I bet that the 40V measurement is likely a "ghost voltage," which is a misleading reading that can show up as a side effect of using a digital voltmeter on a dead wire. The misleading measurement happens because there is capacitive coupling when you have an un-energized wire running next to an energized one. The impedance of the voltmeter itself causes the high voltage to register, though the current it is capable of delivering would be miniscule. In this case, it would be from the switched wire running next to the hot wire.
To determine whether or not the voltage is actually present and being fed from a true voltage source, rather than being a misleading reading of an induced voltage from an adjacent wire, you need a low-impedance voltmeter.

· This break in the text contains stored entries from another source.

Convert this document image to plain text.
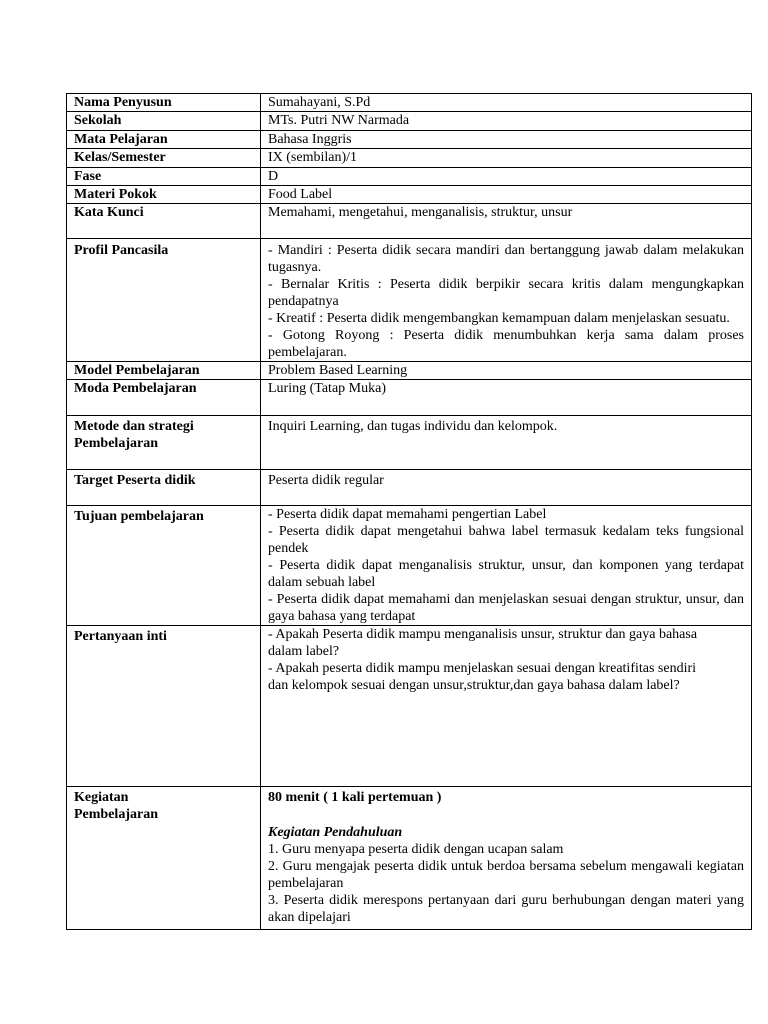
Nama Penyusun	Sumahayani, S.Pd
Sekolah	MTs. Putri NW Narmada
Mata Pelajaran	Bahasa Inggris
Kelas/Semester	IX (sembilan)/1
Fase	D
Materi Pokok	Food Label
Kata Kunci	Memahami, mengetahui, menganalisis, struktur, unsur
Profil Pancasila	- Mandiri : Peserta didik secara mandiri dan bertanggung jawab dalam melakukan tugasnya.

- Bernalar Kritis : Peserta didik berpikir secara kritis dalam mengungkapkan pendapatnya

- Kreatif : Peserta didik mengembangkan kemampuan dalam menjelaskan sesuatu.

- Gotong Royong : Peserta didik menumbuhkan kerja sama dalam proses pembelajaran.

Model Pembelajaran	Problem Based Learning
Moda Pembelajaran	Luring (Tatap Muka)
Metode dan strategi Pembelajaran	Inquiri Learning, dan tugas individu dan kelompok.
Target Peserta didik	Peserta didik regular
Tujuan pembelajaran	- Peserta didik dapat memahami pengertian Label

- Peserta didik dapat mengetahui bahwa label termasuk kedalam teks fungsional pendek

- Peserta didik dapat menganalisis struktur, unsur, dan komponen yang terdapat dalam sebuah label

- Peserta didik dapat memahami dan menjelaskan sesuai dengan struktur, unsur, dan gaya bahasa yang terdapat

Pertanyaan inti	- Apakah Peserta didik mampu menganalisis unsur, struktur dan gaya bahasa dalam label?

- Apakah peserta didik mampu menjelaskan sesuai dengan kreatifitas sendiri dan kelompok sesuai dengan unsur,struktur,dan gaya bahasa dalam label?

Kegiatan Pembelajaran	80 menit ( 1 kali pertemuan )

Kegiatan Pendahuluan

1. Guru menyapa peserta didik dengan ucapan salam

2. Guru mengajak peserta didik untuk berdoa bersama sebelum mengawali kegiatan pembelajaran

3. Peserta didik merespons pertanyaan dari guru berhubungan dengan materi yang akan dipelajari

Fluke makes several.
Given that this is the only time I am likely ever going to need this test, I'm not going to purchase a dedicated low-impedance tester. Instead of doing that I'm going to do a few brute-force tests.
We're going to start with the assumption that the red wire is likely connected to nothing other than the outlet. Today, when the switch is closed, it sends connects the black wire to the red one and sends hot down the red wire.
As far as we know, no other devices are connected to this switch. If we shut off the circuit breaker, connect both ends of the red wire to ground, then turn it back on, the circuit breaker shouldn't trip. If this is the case, measure the current from the red wire to ground on each side, and from the red wire to neutral and hot. There shouldn't be any current flowing into or out of a dead wire, period.
Obviously, this was done at my own risk. Current to ground came up with .001 mA. Tied the red wire to neutral at the outlet, connected the smart switch, and works like a charm.
OK, disconnect that pendant light until you fix the problem. you can't have a ground wire carrying load. There is no neutral in that box.
You've got to choices (well, maybe more), you can run a new feed to the duplex switch and utilize the unused white and red wires to get neutral and switched power to the pendant light after disconnecting the switch from the existing source. You could also run a new feed to the pendant light box, connect neutral to light and utilize the black and red wires for switched hot after disconnecting switch from existing source.
Remember to connect all grounds from new feeds to existing ground wires
Best Answer
Yes there are risks to safety.
If anything interupts the ground conductor that leads back to the service entrance, suddenly your switch is energizing the ground on that circuit, so anything connected to it is also going to be energized (i.e. a printer that has a grounded metal chassis suddenly has a live metal chassis).
You guess that this is only a few milliamps, but do you know under all operating conditions that this is the case? Just 10mA is enough current to cause muscular paralysis -- and 100mA is fatal.
You may think that "well yeah, but it would take multiple bad things to happen for this to be a safety hazard"... but you're already doing one of the bad things it would take, so you're one conductor away from a very unsafe situation.
There are some smart switches rated for use without a neutral (but they generally only work with incandescent lamps).
Since you're just controlling a receptacle, the easiest thing to do is use a plug-in lamp or appliance module.
But if you were controlling a ceiling light fixture, you could use an in-line switch module that wires in at the lamp fixture itself instead of at the switch:
You could keep the switch on all the time to supply "line" to the lamp fixture, and use the existing neutral at that fixture, then let the switch module control power to the lamp. Then you can use a batttery operated wall switch to control the lamp module.